Standard vs Modified Valsalva

R.E.B.E.L.EM - September 23, 2019 - By Astin M
"Background: Supraventricular tachycardia (SVT) is not an uncommon condition in the emergency department. Epidemiologically, SVT has an incidence of 35/100,000 person-years in the United States.2That is roughly 89,000 new cases per year. The Valsalva maneuver is a recognized treatment for SVT, but has a low success rate (5-20%). 3,4,5 The REVERT trial showed an increase in cardioversion of SVT using a modified Valsalva maneuver, but this was done with a manometer, and adjustable bed, which may not be available in many settings.

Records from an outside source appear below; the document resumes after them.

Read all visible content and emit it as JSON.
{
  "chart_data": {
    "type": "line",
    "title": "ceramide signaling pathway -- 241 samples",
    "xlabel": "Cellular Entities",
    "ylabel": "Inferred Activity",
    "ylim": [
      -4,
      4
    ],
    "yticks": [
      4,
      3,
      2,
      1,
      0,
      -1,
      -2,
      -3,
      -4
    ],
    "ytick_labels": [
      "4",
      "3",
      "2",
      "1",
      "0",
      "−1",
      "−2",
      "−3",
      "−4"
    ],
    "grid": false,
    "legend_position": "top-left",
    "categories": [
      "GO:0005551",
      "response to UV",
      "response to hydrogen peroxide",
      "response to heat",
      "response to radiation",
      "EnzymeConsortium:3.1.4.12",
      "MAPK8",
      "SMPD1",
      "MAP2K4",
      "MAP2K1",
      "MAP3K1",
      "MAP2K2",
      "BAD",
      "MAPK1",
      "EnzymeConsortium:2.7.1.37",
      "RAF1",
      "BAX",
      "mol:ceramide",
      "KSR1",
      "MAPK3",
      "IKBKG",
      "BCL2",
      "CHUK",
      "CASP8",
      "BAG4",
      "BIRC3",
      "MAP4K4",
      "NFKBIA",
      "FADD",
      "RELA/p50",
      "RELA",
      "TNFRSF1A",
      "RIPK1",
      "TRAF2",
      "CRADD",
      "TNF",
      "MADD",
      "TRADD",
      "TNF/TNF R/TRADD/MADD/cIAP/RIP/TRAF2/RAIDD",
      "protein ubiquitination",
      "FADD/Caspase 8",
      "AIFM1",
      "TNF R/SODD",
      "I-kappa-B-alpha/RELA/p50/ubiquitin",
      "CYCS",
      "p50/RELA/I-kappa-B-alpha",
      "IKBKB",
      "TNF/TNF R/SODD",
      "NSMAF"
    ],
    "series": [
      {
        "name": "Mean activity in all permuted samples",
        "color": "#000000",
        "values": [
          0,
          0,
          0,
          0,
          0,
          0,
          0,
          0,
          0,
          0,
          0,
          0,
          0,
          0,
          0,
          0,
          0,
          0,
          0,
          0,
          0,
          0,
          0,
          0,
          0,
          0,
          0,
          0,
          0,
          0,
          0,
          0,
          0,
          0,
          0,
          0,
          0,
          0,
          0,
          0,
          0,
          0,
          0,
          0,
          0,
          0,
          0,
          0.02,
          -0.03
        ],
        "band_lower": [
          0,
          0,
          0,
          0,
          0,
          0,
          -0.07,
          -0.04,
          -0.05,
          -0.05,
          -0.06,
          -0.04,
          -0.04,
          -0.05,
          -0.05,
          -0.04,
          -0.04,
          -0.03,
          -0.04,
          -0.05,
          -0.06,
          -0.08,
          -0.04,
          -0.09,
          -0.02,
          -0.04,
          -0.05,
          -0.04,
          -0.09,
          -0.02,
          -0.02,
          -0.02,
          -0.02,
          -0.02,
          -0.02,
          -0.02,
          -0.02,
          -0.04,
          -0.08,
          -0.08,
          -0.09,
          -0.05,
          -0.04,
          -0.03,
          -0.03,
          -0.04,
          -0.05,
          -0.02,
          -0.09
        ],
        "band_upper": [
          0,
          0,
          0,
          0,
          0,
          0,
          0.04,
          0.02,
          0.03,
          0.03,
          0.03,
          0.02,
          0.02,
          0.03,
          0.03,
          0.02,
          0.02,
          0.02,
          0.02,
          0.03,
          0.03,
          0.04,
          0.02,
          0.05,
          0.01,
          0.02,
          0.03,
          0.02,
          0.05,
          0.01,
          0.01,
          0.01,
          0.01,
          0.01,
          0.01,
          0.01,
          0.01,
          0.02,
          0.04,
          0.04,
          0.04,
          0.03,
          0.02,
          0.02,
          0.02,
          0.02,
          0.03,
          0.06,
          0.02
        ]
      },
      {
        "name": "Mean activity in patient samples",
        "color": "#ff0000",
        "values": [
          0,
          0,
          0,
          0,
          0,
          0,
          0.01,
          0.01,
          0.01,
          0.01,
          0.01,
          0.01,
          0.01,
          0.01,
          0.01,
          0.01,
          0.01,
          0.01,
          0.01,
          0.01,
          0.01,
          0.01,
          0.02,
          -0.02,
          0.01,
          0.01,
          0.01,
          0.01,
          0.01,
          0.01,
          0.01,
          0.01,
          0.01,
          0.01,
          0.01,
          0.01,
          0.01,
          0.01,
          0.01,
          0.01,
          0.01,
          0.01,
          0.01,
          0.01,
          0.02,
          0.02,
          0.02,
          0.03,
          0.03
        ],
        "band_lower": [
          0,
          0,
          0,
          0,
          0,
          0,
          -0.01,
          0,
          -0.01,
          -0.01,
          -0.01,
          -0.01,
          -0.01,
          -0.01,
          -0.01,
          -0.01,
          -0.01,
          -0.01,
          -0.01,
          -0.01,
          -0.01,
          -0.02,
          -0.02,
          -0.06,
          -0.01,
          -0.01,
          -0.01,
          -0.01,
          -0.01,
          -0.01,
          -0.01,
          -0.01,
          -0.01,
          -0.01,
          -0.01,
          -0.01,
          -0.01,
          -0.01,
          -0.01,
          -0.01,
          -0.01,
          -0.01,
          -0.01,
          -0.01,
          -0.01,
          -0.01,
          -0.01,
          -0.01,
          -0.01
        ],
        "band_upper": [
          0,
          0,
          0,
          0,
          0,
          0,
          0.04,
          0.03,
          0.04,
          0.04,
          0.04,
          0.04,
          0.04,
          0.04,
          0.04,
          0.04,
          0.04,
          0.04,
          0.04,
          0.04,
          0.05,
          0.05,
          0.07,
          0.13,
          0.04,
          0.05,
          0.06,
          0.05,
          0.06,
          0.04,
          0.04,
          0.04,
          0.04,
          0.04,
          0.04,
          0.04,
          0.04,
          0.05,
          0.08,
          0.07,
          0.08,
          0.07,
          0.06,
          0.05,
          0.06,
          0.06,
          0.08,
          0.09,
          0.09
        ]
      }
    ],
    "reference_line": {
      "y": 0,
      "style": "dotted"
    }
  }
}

What They Did: The authors conducted a randomized, multicenter parallel group trial in five emergency departments in China. Patients were randomized in a 1:1 fashion to the treatment group or control group.
Author Conclusion: “With this simple modified Valsalva maneuver, the conversion rate of SVT to sinus rhythm was higher than the standard Valsalva maneuver.”
Clinical Take Home Point: Use of a 10 mL syringe and lying the patient supine with 90 degrees of hip flexion can be a useful treatment for SVT, with few adverse effects and no change in ED LOS, if the use of medications or electricity is not desired."